For Festus Muundjua, a respected Herero historian, the skulls' return is "part of the decolonisation process of Namibia".
"We can only forgive and reconcile if we sit down and talk to each other, but the German side is not prepared to talk," he said, hinting at the many requests from his community for a dialogue with Germany.
Deep personal significance
Ida Hoffman, a Nama-speaker and former parliamentarian, said the return of eventually all the skulls does not close this sad chapter.
"There must be reparation as matter of justice," she said.
However, Germany has ruled out reparation and always maintained that its €600m in development aid since Namibia's independence in 1990 was "for the benefit of all Namibians".

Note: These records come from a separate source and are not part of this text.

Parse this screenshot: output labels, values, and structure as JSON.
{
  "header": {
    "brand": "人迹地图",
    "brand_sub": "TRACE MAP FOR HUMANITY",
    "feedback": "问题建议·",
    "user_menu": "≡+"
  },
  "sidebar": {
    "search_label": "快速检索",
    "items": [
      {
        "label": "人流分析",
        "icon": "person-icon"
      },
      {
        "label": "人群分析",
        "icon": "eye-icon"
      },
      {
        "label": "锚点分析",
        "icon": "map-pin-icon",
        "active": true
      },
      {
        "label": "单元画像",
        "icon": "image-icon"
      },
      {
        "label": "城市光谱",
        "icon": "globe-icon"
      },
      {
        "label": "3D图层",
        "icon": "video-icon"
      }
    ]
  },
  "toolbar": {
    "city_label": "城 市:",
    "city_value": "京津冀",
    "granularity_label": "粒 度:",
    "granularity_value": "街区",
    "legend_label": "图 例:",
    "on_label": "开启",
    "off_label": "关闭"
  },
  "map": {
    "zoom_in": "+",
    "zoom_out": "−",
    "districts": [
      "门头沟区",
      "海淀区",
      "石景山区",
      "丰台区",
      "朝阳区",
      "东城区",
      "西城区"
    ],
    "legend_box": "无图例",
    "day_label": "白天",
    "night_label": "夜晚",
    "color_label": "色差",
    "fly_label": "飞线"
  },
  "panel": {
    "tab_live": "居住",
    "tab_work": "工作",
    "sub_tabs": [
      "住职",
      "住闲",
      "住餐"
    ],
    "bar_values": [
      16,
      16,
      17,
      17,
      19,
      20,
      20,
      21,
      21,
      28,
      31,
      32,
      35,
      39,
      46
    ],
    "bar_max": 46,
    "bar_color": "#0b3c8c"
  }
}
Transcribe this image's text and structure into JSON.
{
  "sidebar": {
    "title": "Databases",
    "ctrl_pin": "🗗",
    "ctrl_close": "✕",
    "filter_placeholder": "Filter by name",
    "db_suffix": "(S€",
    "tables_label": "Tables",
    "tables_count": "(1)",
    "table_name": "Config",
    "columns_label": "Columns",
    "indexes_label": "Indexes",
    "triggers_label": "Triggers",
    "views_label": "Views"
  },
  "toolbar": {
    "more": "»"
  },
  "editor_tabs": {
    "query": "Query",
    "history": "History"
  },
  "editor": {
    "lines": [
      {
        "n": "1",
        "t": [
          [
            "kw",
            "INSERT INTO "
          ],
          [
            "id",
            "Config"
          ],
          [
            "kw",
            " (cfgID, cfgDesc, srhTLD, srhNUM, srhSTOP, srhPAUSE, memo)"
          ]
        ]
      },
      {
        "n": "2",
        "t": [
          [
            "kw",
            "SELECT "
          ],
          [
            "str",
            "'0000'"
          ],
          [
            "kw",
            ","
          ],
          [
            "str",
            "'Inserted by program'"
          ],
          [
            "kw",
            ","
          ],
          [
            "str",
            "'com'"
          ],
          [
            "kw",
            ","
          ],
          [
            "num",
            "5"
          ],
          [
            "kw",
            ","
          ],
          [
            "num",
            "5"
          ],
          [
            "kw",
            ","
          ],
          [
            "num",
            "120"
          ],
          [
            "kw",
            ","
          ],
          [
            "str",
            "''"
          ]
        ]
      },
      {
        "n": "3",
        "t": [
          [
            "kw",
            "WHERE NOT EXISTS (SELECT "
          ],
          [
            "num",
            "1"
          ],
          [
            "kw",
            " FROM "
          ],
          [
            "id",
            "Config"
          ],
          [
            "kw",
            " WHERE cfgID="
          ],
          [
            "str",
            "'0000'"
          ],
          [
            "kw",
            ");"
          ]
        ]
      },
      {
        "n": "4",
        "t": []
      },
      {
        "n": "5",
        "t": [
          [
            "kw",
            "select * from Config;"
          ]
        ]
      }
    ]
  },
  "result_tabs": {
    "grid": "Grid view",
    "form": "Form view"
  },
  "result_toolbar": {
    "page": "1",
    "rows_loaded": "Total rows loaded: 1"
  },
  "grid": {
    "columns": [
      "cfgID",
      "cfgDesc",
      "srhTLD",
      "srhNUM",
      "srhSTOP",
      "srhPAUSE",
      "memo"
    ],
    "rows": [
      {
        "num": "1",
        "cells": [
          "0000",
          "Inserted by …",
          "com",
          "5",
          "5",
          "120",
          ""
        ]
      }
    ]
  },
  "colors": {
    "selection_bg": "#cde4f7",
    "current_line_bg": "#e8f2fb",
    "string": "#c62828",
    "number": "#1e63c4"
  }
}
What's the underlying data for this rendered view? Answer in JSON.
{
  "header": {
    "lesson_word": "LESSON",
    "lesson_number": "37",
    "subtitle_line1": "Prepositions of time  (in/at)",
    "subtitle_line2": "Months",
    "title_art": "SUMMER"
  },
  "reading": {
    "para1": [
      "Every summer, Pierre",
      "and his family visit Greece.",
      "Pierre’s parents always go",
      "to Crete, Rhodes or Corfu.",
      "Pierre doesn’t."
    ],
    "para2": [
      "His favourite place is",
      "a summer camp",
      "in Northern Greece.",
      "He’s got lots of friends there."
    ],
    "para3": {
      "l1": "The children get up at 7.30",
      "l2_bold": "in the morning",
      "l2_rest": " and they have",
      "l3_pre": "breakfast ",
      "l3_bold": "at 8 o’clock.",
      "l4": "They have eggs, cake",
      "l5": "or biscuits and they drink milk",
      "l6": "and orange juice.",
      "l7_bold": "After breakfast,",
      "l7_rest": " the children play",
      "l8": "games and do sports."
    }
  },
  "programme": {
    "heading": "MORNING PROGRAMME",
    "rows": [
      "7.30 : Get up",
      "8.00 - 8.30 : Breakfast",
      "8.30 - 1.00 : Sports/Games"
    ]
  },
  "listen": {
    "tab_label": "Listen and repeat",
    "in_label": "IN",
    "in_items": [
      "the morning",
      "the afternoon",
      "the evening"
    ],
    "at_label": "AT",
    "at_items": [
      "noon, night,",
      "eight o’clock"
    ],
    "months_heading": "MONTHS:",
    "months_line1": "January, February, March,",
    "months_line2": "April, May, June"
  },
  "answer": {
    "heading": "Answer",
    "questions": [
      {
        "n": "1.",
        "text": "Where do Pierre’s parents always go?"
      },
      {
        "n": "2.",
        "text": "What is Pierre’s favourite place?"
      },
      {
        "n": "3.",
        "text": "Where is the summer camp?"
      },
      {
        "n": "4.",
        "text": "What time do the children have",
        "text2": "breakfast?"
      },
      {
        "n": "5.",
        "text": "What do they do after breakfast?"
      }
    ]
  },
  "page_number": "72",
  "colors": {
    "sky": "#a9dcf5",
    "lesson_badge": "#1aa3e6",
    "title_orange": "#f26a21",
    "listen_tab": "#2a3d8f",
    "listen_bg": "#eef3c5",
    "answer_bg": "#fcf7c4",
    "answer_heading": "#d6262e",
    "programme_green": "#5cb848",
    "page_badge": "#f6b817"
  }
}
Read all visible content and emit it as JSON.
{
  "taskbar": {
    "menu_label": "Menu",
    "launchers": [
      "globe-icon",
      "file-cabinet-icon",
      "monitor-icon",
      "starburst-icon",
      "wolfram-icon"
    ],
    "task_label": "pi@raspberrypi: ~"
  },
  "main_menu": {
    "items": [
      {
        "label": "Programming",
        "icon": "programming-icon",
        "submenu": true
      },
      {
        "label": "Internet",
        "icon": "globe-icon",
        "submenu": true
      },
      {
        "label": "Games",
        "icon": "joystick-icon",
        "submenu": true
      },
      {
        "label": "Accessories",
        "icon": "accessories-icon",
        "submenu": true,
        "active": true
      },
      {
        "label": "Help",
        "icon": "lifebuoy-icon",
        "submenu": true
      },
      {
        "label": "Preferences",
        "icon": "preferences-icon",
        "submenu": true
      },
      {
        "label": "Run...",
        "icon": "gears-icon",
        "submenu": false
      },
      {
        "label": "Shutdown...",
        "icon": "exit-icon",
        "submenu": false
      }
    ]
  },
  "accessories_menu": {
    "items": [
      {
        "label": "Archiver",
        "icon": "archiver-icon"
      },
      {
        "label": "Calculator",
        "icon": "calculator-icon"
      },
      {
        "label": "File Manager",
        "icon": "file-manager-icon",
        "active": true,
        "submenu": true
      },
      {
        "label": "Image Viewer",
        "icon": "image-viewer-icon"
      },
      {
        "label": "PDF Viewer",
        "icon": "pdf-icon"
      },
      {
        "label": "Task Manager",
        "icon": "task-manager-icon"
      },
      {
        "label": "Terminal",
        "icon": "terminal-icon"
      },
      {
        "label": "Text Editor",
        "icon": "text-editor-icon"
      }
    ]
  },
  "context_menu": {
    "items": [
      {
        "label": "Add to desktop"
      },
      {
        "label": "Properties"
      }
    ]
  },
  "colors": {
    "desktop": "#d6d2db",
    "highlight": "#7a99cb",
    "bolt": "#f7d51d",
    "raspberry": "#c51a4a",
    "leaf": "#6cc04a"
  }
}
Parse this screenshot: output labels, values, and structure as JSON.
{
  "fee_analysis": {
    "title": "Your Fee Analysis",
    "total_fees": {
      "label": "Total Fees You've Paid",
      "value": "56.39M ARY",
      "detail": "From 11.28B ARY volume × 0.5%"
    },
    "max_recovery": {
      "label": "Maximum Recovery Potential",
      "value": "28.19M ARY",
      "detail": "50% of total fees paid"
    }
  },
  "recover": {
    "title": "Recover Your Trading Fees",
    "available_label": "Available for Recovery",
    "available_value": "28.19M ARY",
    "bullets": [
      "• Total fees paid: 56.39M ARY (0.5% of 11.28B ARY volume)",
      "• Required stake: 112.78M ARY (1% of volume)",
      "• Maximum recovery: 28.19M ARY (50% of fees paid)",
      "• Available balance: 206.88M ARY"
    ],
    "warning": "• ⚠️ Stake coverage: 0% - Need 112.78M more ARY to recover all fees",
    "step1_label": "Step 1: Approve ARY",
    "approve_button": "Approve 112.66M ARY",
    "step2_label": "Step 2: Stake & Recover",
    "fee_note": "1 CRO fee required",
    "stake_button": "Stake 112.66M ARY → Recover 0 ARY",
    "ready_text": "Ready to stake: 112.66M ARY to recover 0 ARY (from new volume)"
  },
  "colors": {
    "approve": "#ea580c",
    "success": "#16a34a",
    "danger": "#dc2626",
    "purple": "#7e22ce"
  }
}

For many, the journey to Germany will have deep personal significance.
One of the Nama chiefs, David Frederick, hopes to find out if the skull of his great-grandfather, chief Cornelius Frederick is there, Hoffman said.
"Like the Nama-chief, many of us are looking for information about ancestral family members," Hoffmann told AFP.
"Imagine when you finally stand in front of the skulls and one of them is from your own family - 100 years on!" she said.
"At the handing over, there will be traditional rituals and we will ask the ancestors to forgive us that we only come now to repatriate them."